Can someone provide some guidance in this regard? Other input regarding handling large datasets with datalad is also very welcome (I found and studied the according datalad handbook chapters).

StephanHeunis · July 21, 2021, 7:40pm

Hi @vinpetersen

This doesn’t answer your full question, but in case you missed it there’s this chapter in the handbook that provides guidance on setting up an S3 bucket as a git-annex special remote for your datalad dataset.

Others with more experience collaborating on large datalad datasets might be better able to give tips about when/how to update siblings.
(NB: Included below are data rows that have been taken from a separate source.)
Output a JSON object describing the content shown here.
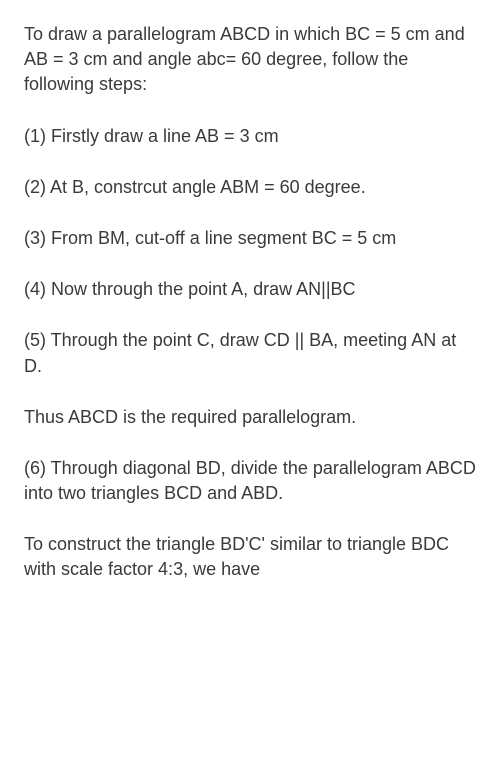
{
  "paragraphs": [
    "To draw a parallelogram ABCD in which BC = 5 cm and AB = 3 cm and angle abc= 60 degree, follow the following steps:",
    "(1) Firstly draw a line AB = 3 cm",
    "(2) At B, constrcut angle ABM = 60 degree.",
    "(3) From BM, cut-off a line segment BC = 5 cm",
    "(4) Now through the point A, draw AN||BC",
    "(5) Through the point C, draw CD || BA, meeting AN at D.",
    "Thus ABCD is the required parallelogram.",
    "(6) Through diagonal BD, divide the parallelogram ABCD into two triangles BCD and ABD.",
    "To construct the triangle BD'C' similar to triangle BDC with scale factor 4:3, we have"
  ],
  "styling": {
    "background_color": "#ffffff",
    "text_color": "#3a3a3a",
    "font_size": 18,
    "line_height": 1.4,
    "paragraph_spacing": 26,
    "padding_horizontal": 24,
    "padding_vertical": 22
  }
}
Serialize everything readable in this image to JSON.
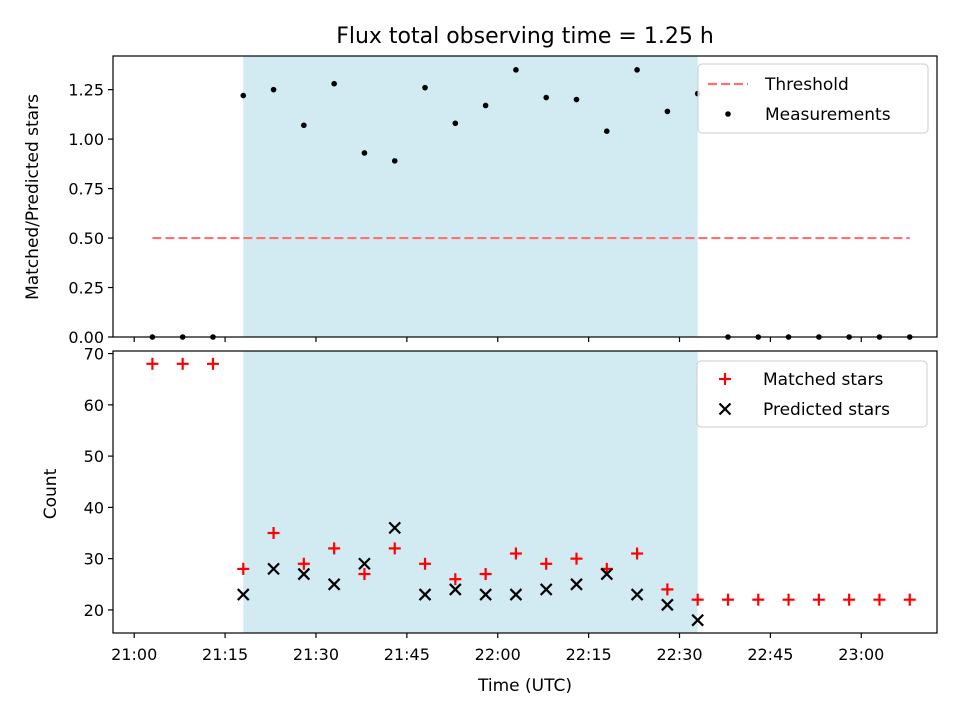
{
  "chart_data": [
    {
      "type": "scatter",
      "title": "Flux total observing time = 1.25 h",
      "ylabel": "Matched/Predicted stars",
      "xlabel": "",
      "x_minutes": [
        "21:03",
        "21:08",
        "21:13",
        "21:18",
        "21:23",
        "21:28",
        "21:33",
        "21:38",
        "21:43",
        "21:48",
        "21:53",
        "21:58",
        "22:03",
        "22:08",
        "22:13",
        "22:18",
        "22:23",
        "22:28",
        "22:33",
        "22:38",
        "22:43",
        "22:48",
        "22:53",
        "22:58",
        "23:03",
        "23:08"
      ],
      "ylim": [
        0,
        1.42
      ],
      "yticks": [
        "0.00",
        "0.25",
        "0.50",
        "0.75",
        "1.00",
        "1.25"
      ],
      "highlight_span": [
        "21:18",
        "22:33"
      ],
      "legend_position": "upper right",
      "series": [
        {
          "name": "Threshold",
          "style": "dashed-line",
          "color": "#ff7070",
          "x": [
            "21:03",
            "23:08"
          ],
          "values": [
            0.5,
            0.5
          ]
        },
        {
          "name": "Measurements",
          "style": "dot",
          "color": "#000000",
          "x": [
            "21:03",
            "21:08",
            "21:13",
            "21:18",
            "21:23",
            "21:28",
            "21:33",
            "21:38",
            "21:43",
            "21:48",
            "21:53",
            "21:58",
            "22:03",
            "22:08",
            "22:13",
            "22:18",
            "22:23",
            "22:28",
            "22:33",
            "22:38",
            "22:43",
            "22:48",
            "22:53",
            "22:58",
            "23:03",
            "23:08"
          ],
          "values": [
            0,
            0,
            0,
            1.22,
            1.25,
            1.07,
            1.28,
            0.93,
            0.89,
            1.26,
            1.08,
            1.17,
            1.35,
            1.21,
            1.2,
            1.04,
            1.35,
            1.14,
            1.23,
            0,
            0,
            0,
            0,
            0,
            0,
            0
          ]
        }
      ]
    },
    {
      "type": "scatter",
      "title": "",
      "ylabel": "Count",
      "xlabel": "Time (UTC)",
      "ylim": [
        15.5,
        70.5
      ],
      "yticks": [
        "20",
        "30",
        "40",
        "50",
        "60",
        "70"
      ],
      "xticks": [
        "21:00",
        "21:15",
        "21:30",
        "21:45",
        "22:00",
        "22:15",
        "22:30",
        "22:45",
        "23:00"
      ],
      "highlight_span": [
        "21:18",
        "22:33"
      ],
      "legend_position": "upper right",
      "series": [
        {
          "name": "Matched stars",
          "style": "plus",
          "color": "#ff0000",
          "x": [
            "21:03",
            "21:08",
            "21:13",
            "21:18",
            "21:23",
            "21:28",
            "21:33",
            "21:38",
            "21:43",
            "21:48",
            "21:53",
            "21:58",
            "22:03",
            "22:08",
            "22:13",
            "22:18",
            "22:23",
            "22:28",
            "22:33",
            "22:38",
            "22:43",
            "22:48",
            "22:53",
            "22:58",
            "23:03",
            "23:08"
          ],
          "values": [
            68,
            68,
            68,
            28,
            35,
            29,
            32,
            27,
            32,
            29,
            26,
            27,
            31,
            29,
            30,
            28,
            31,
            24,
            22,
            22,
            22,
            22,
            22,
            22,
            22,
            22
          ]
        },
        {
          "name": "Predicted stars",
          "style": "x",
          "color": "#000000",
          "x": [
            "21:18",
            "21:23",
            "21:28",
            "21:33",
            "21:38",
            "21:43",
            "21:48",
            "21:53",
            "21:58",
            "22:03",
            "22:08",
            "22:13",
            "22:18",
            "22:23",
            "22:28",
            "22:33"
          ],
          "values": [
            23,
            28,
            27,
            25,
            29,
            36,
            23,
            24,
            23,
            23,
            24,
            25,
            27,
            23,
            21,
            18
          ]
        }
      ]
    }
  ],
  "colors": {
    "span_fill": "#add8e6",
    "threshold": "#ff7070",
    "matched": "#ff0000",
    "predicted": "#000000"
  }
}
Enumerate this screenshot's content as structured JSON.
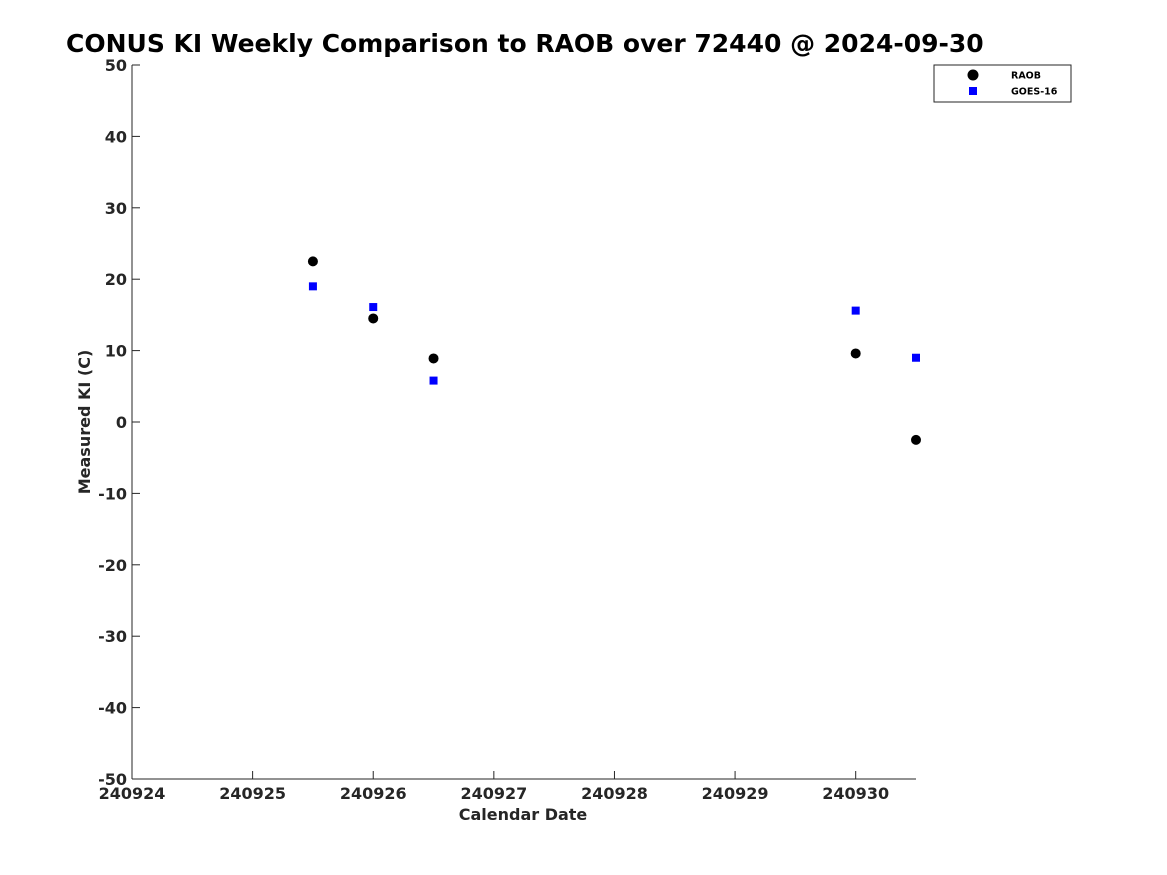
{
  "chart_data": {
    "type": "scatter",
    "title": "CONUS KI Weekly Comparison to RAOB over 72440 @ 2024-09-30",
    "xlabel": "Calendar Date",
    "ylabel": "Measured KI (C)",
    "xlim": [
      "2024-09-24",
      "2024-09-30 12:00"
    ],
    "ylim": [
      -50,
      50
    ],
    "x_ticks": [
      {
        "label": "240924",
        "value": "2024-09-24"
      },
      {
        "label": "240925",
        "value": "2024-09-25"
      },
      {
        "label": "240926",
        "value": "2024-09-26"
      },
      {
        "label": "240927",
        "value": "2024-09-27"
      },
      {
        "label": "240928",
        "value": "2024-09-28"
      },
      {
        "label": "240929",
        "value": "2024-09-29"
      },
      {
        "label": "240930",
        "value": "2024-09-30"
      }
    ],
    "y_ticks": [
      50,
      40,
      30,
      20,
      10,
      0,
      -10,
      -20,
      -30,
      -40,
      -50
    ],
    "grid": false,
    "legend_position": "top-right",
    "series": [
      {
        "name": "RAOB",
        "marker": "circle",
        "color": "#000000",
        "points": [
          {
            "x": "2024-09-25 12:00",
            "y": 22.5
          },
          {
            "x": "2024-09-26 00:00",
            "y": 14.5
          },
          {
            "x": "2024-09-26 12:00",
            "y": 8.9
          },
          {
            "x": "2024-09-30 00:00",
            "y": 9.6
          },
          {
            "x": "2024-09-30 12:00",
            "y": -2.5
          }
        ]
      },
      {
        "name": "GOES-16",
        "marker": "square",
        "color": "#0000ff",
        "points": [
          {
            "x": "2024-09-25 12:00",
            "y": 19.0
          },
          {
            "x": "2024-09-26 00:00",
            "y": 16.1
          },
          {
            "x": "2024-09-26 12:00",
            "y": 5.8
          },
          {
            "x": "2024-09-30 00:00",
            "y": 15.6
          },
          {
            "x": "2024-09-30 12:00",
            "y": 9.0
          }
        ]
      }
    ]
  }
}
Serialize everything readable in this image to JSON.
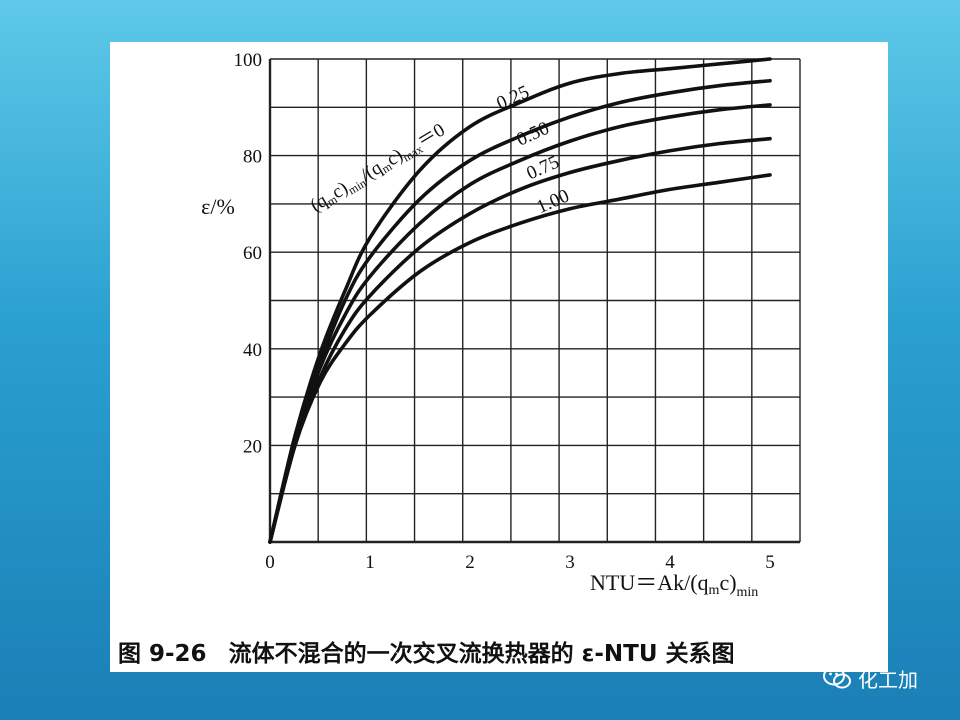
{
  "caption": {
    "number": "图 9-26",
    "text": "流体不混合的一次交叉流换热器的 ε-NTU 关系图"
  },
  "watermark": {
    "text": "化工加"
  },
  "chart_data": {
    "type": "line",
    "ylabel": "ε/%",
    "xlabel": "NTU＝Ak/(q",
    "xlabel_parts": {
      "main": "NTU＝Ak/(q",
      "sub_m": "m",
      "c": "c)",
      "sub_min": "min"
    },
    "xlim": [
      0,
      5.3
    ],
    "ylim": [
      0,
      100
    ],
    "x_ticks": [
      "0",
      "1",
      "2",
      "3",
      "4",
      "5"
    ],
    "y_ticks": [
      "20",
      "40",
      "60",
      "80",
      "100"
    ],
    "grid": true,
    "ratio_label": "(q",
    "ratio_label_parts": [
      "(q",
      "m",
      "c)",
      "min",
      "/(q",
      "m",
      "c)",
      "max",
      "＝0"
    ],
    "series": [
      {
        "name": "0",
        "x": [
          0,
          0.25,
          0.5,
          0.75,
          1,
          1.5,
          2,
          2.5,
          3,
          3.5,
          4,
          4.5,
          5
        ],
        "values": [
          0,
          22,
          39,
          52,
          63,
          77,
          86,
          91,
          95,
          97,
          98,
          99,
          100
        ]
      },
      {
        "name": "0.25",
        "x": [
          0,
          0.25,
          0.5,
          0.75,
          1,
          1.5,
          2,
          2.5,
          3,
          3.5,
          4,
          4.5,
          5
        ],
        "values": [
          0,
          21,
          37,
          50,
          59,
          71,
          79,
          84,
          88,
          91,
          93,
          94.5,
          95.5
        ]
      },
      {
        "name": "0.50",
        "x": [
          0,
          0.25,
          0.5,
          0.75,
          1,
          1.5,
          2,
          2.5,
          3,
          3.5,
          4,
          4.5,
          5
        ],
        "values": [
          0,
          21,
          36,
          47,
          55,
          66,
          74,
          79,
          83,
          86,
          88,
          89.5,
          90.5
        ]
      },
      {
        "name": "0.75",
        "x": [
          0,
          0.25,
          0.5,
          0.75,
          1,
          1.5,
          2,
          2.5,
          3,
          3.5,
          4,
          4.5,
          5
        ],
        "values": [
          0,
          20,
          34,
          44,
          51,
          61,
          68,
          73,
          76.5,
          79,
          81,
          82.5,
          83.5
        ]
      },
      {
        "name": "1.00",
        "x": [
          0,
          0.25,
          0.5,
          0.75,
          1,
          1.5,
          2,
          2.5,
          3,
          3.5,
          4,
          4.5,
          5
        ],
        "values": [
          0,
          20,
          33,
          41,
          47,
          56,
          62,
          66,
          69,
          71,
          73,
          74.5,
          76
        ]
      }
    ]
  }
}
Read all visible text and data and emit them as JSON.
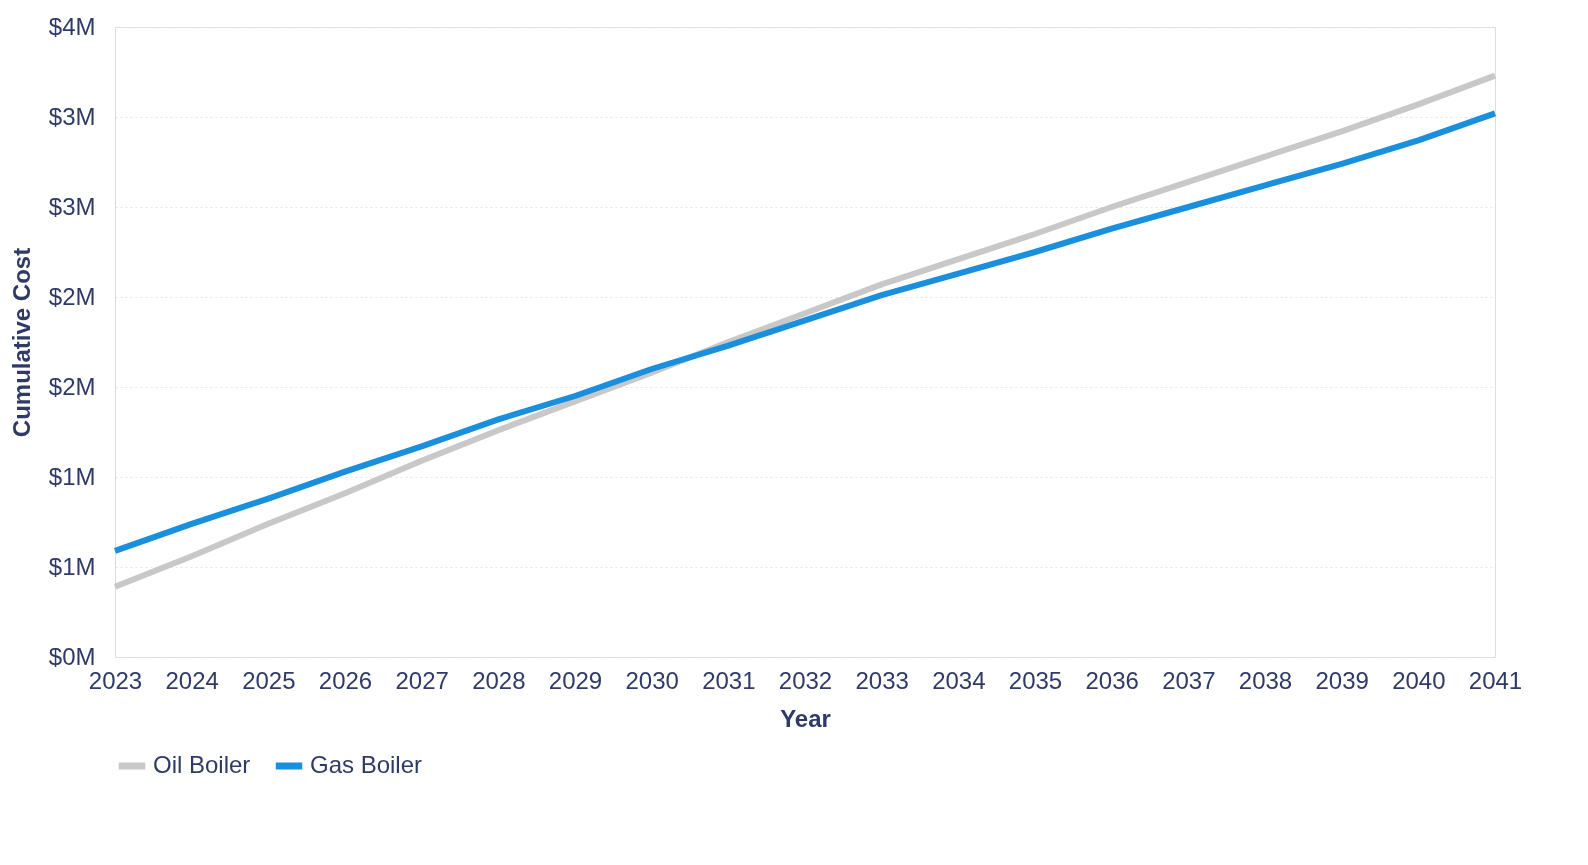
{
  "chart_data": {
    "type": "line",
    "xlabel": "Year",
    "ylabel": "Cumulative Cost",
    "categories": [
      "2023",
      "2024",
      "2025",
      "2026",
      "2027",
      "2028",
      "2029",
      "2030",
      "2031",
      "2032",
      "2033",
      "2034",
      "2035",
      "2036",
      "2037",
      "2038",
      "2039",
      "2040",
      "2041"
    ],
    "series": [
      {
        "name": "Oil Boiler",
        "color": "#c8c8c8",
        "values": [
          0.39,
          0.56,
          0.74,
          0.91,
          1.09,
          1.26,
          1.42,
          1.58,
          1.75,
          1.91,
          2.07,
          2.21,
          2.35,
          2.5,
          2.64,
          2.78,
          2.92,
          3.07,
          3.23
        ]
      },
      {
        "name": "Gas Boiler",
        "color": "#1a8fdd",
        "values": [
          0.59,
          0.74,
          0.88,
          1.03,
          1.17,
          1.32,
          1.45,
          1.6,
          1.73,
          1.87,
          2.01,
          2.13,
          2.25,
          2.38,
          2.5,
          2.62,
          2.74,
          2.87,
          3.02
        ]
      }
    ],
    "ylim": [
      0,
      3.5
    ],
    "yticks": [
      {
        "value": 0,
        "label": "$0M"
      },
      {
        "value": 0.5,
        "label": "$1M"
      },
      {
        "value": 1,
        "label": "$1M"
      },
      {
        "value": 1.5,
        "label": "$2M"
      },
      {
        "value": 2,
        "label": "$2M"
      },
      {
        "value": 2.5,
        "label": "$3M"
      },
      {
        "value": 3,
        "label": "$3M"
      },
      {
        "value": 3.5,
        "label": "$4M"
      }
    ],
    "grid": "y",
    "legend": "bottom",
    "marker": "none",
    "line_style": "solid"
  }
}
yarikoptic · July 21, 2021, 9:44pm

You might bottleneck at the outbound network level if lots of traffic to go to/from s3. Might establish some own storage server on the network and accessible eg via ssh, to which you which push/pull data, and then only push to s3 (or may be you have instructional Dropbox it some?) from it for extra backup/collaboration if so desired.

vinpetersen · July 22, 2021, 2:13pm

Hi @StephanHeunis and @yarikoptic ,

thanks for your answers. Indeed, I have already found the chapter for establishing a S3 bucket. Thanks for your perspective, Yaroslav. That’s what I was looking for.